11. The system of claim 10, wherein autonomously modifying the operation of the AV comprises causing a control system of the AV to perform at least one of:
preventing the AV from driving; or
causing the AV to stop.
12. The system of claim 9, wherein using the one or more AI models and the plurality of images comprises at least one of:
generating a panoramic image from the plurality of images; or
generating an embedding based on the plurality of images.
13. The system of claim 9, wherein the one or more areas of the vehicle comprise:
one or more seats of the vehicle;
a floor of the vehicle; and
a storage area of the vehicle.
14. The system of claim 9, wherein generating the vehicle area data based on the passenger data comprises:
determining a location of a passenger of the one or more passengers; and
determining whether the location of the passenger overlaps above a threshold amount with a location of an area of the one or more areas of the vehicle.
15. The system of claim 9, wherein the at least one passenger seating configuration criterion comprises at least one of:
a first passenger of the one or more passengers being located in a first seat of the vehicle, and seatbelt data from the vehicle indicating that a seatbelt of the first seat is not buckled;
a plurality of passengers of the one or more passengers being located in the first seat of the vehicle; or
the first passenger being located in a first area of the one or more areas of the vehicle, and the first area not being a seat of the vehicle.
16. The system of claim 9, wherein the at least one passenger seating configuration criterion comprises at least one of:
all of the one or more passengers being children;
a first passenger of the one or more passengers being a child, and the first passenger not being located in a child safety seat; or
a second passenger of the one or more passengers smoking.
17. A non-transitory computer-readable medium storing instructions that, when executed by one or more processing devices, cause the one or more processing devices to perform operations comprising:
obtaining a plurality of images captured by a plurality of cameras of a vehicle;
generating, using one or more artificial intelligence (AI) models and the plurality of images, passenger data indicating locations of one or more passengers of the vehicle;
generating, based on the passenger data, vehicle area data indicating one or more areas of the vehicle at which the one or more passengers are located;
determining, based on the passenger data and the vehicle area data, whether at least one passenger seating configuration criterion is satisfied; and
responsive to determining that the at least one passenger seating configuration criterion is satisfied, causing the vehicle to perform an action associated with a passenger seating configuration in the vehicle.
18. The computer-readable medium of claim 17, wherein the passenger data comprises, for each location of the one or more locations of the one or more passengers, a confidence score.

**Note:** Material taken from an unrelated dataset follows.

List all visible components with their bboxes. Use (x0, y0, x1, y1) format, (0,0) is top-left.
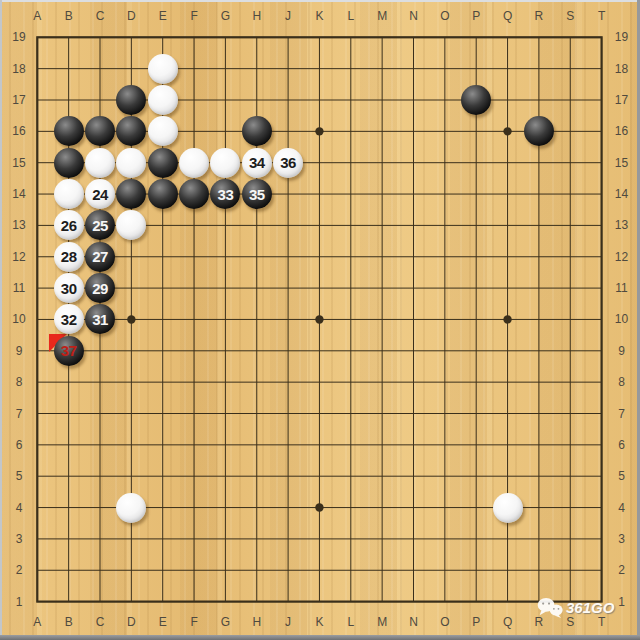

19. The computer-readable medium of claim 18, wherein:
the passenger data comprises first passenger data generated by a first AI model of the one or more AI models, wherein the first passenger data indicates that a first location of the one or more location of the vehicle includes a passenger of the one or more passengers;
the passenger data further comprises second passenger data generated by a second AI model of the one or more AI models, wherein the second passenger data indicates that the first location does not include a passenger of the one or more passengers;
the operations further comprise determining that the confidence score of the first passenger data is higher than the confidence score of the second passenger data; and
generating the vehicle area data is based on the first passenger data.
20. The computer-readable medium of claim 17, wherein:
the vehicle comprises an autonomous vehicle (AV); and
the action associated with the passenger seating configuration in the vehicle comprises at least one of:
producing a passenger alert based on the at least one passenger seating configuration criterion being satisfied, or
autonomously modifying operation of the AV based on the at least one passenger seating configuration criterion being satisfied.